Tobacco Advertising: Safer cigarettes plan 'abandoned'
SAFER cigarettes could have been sold in the US by the subsidiary of a British tobacco company, but were not because they would make regular cigarettes look bad, according to company documents obtained by the New York Times.
In the early 1960s, the Brown & Williamson Tobacco Corporation, a subsidiary of the London-based British American Tobacco Plc, came up with the idea of heating, rather than burning, tobacco, thus avoiding many of the hazardous substances.
They tested it in a secret cigarette named Ariel. A prototype was made and granted a patent, but never sold, according to the documents. Much of the research into safer cigarettes was done at the company's British laboratories.

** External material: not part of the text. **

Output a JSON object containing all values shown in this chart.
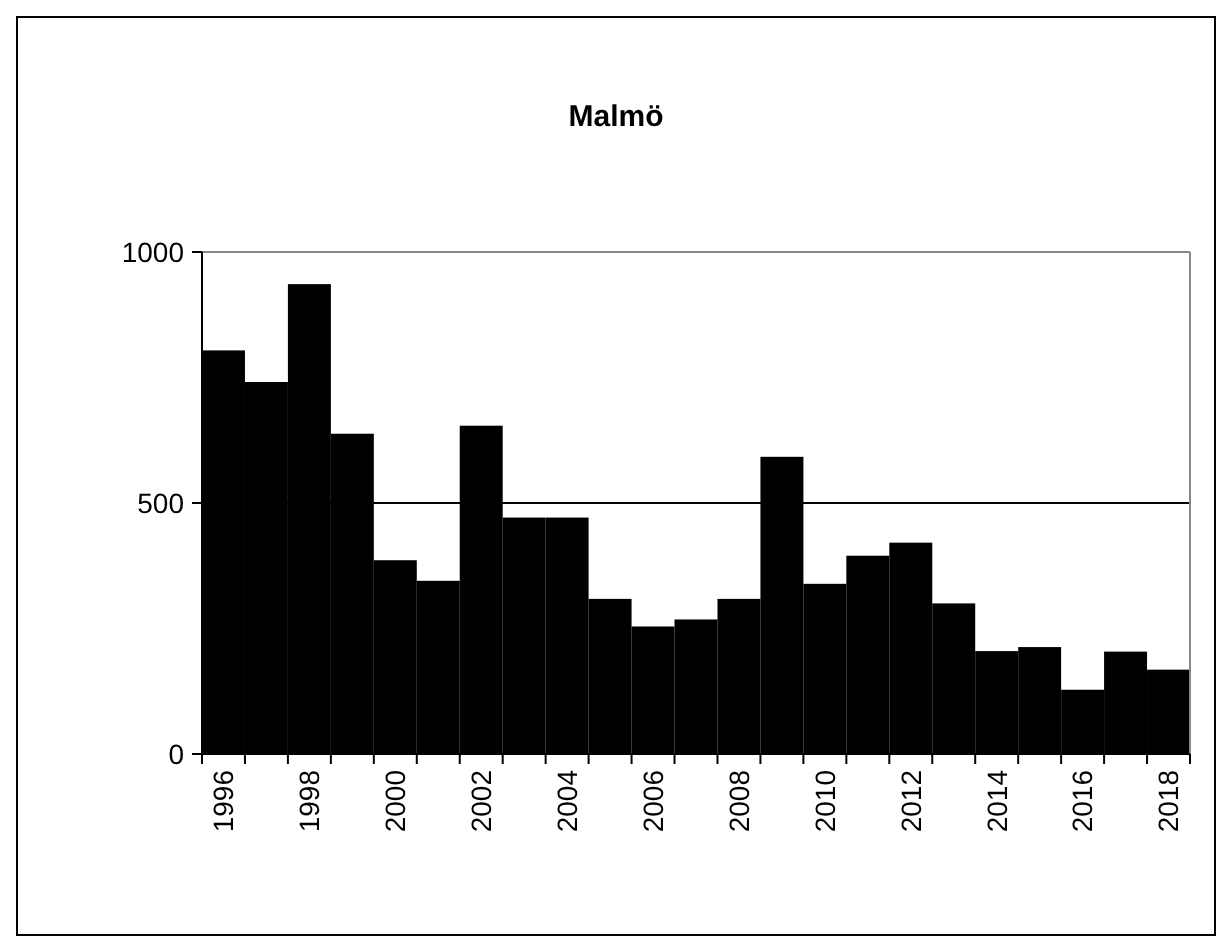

The company felt smokers would find the cigarette less satisfying, so did not sell it. Another cigarette manufacturer, R J Reynolds, introduced its own version of the safer cigarette, Premier. It also used the idea of heating rather than burning the tobacco, but it was not favoured by consumers and was withdrawn from the market.
Yesterday, Thomas Fitzgerald, a spokesman for Brown & Williamson, told the New York Times that the company had no comment to make on an inquiry apparently based on information from documents that had been 'stolen' from the offices of its lawyers.
According to the documents, the Ariel cigarette would have greatly reduced the cancer-causing agents in a cigarette, but exactly how this would occur was not specified. In addition to being less harmful to the smoker, it would also have reduced the amount of second-hand smoke.
The family of a man who died of lung cancer is suing the tobacco industry for dollars 650m (pounds 436m) alleging second-hand smoke caused his death. The suit alleges that Burl Butler, a non-smoker, contracted cancer after inhaling tobacco smoke at the barber shop he ran for 35 years in Laurel, Mississippi.